1. Subduction Zones:
* Continental Arc: The most common setting for granite and granodiorite. These rocks form when oceanic plates subduct beneath continental plates. The subducting plate releases water into the mantle, causing partial melting and the generation of magma. This magma rises and cools, forming granites and granodiorites.
* Island Arcs: Similar to continental arcs, but the magma generated here often forms volcanic islands.
2. Continental Collision:
* Collision Zones: When two continental plates collide, the crust thickens and heats up. This can cause partial melting of the lower crust, generating granite and granodiorite magmas. These rocks are often found in the core of mountain ranges like the Himalayas.
3. Anorogenic Settings:
* Within-plate Settings: While less common, granites and granodiorites can also form in stable continental interiors. These rocks are often associated with mantle plumes, which bring up hot magma from the deep Earth.
4. Extensional Settings:
* Rift Zones: Granites and granodiorites can be formed during the early stages of continental rifting. The extensional stress causes the crust to thin and heat up, leading to partial melting and magma generation.
Factors Affecting the Composition:
* Depth of Melting: Deeper melting tends to produce more mafic (darker, denser) compositions like granodiorite.
* Amount of Water: Higher water content in the magma favors the formation of more felsic (lighter, less dense) compositions like granite.

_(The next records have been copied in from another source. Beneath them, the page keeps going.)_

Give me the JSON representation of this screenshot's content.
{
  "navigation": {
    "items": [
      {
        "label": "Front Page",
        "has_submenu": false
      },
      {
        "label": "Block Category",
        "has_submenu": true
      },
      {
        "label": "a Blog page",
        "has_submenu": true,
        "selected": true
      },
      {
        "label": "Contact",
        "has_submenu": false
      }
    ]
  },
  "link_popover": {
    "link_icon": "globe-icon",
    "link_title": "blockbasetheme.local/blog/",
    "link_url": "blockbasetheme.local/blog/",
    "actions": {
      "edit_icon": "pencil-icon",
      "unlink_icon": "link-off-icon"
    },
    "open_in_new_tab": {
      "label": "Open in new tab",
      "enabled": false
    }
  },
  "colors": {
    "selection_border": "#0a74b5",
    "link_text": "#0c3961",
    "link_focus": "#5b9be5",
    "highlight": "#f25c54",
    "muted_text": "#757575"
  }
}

* Crustal Contamination: As magma rises, it can mix with existing crustal rocks, altering its composition.
Key Points to Remember:
* Granite and granodiorite are not exclusive to any one tectonic setting.
* Their formation is complex and influenced by various factors.
* Identifying their origin requires considering multiple geological evidence, including their mineral composition, age, and the regional tectonic context.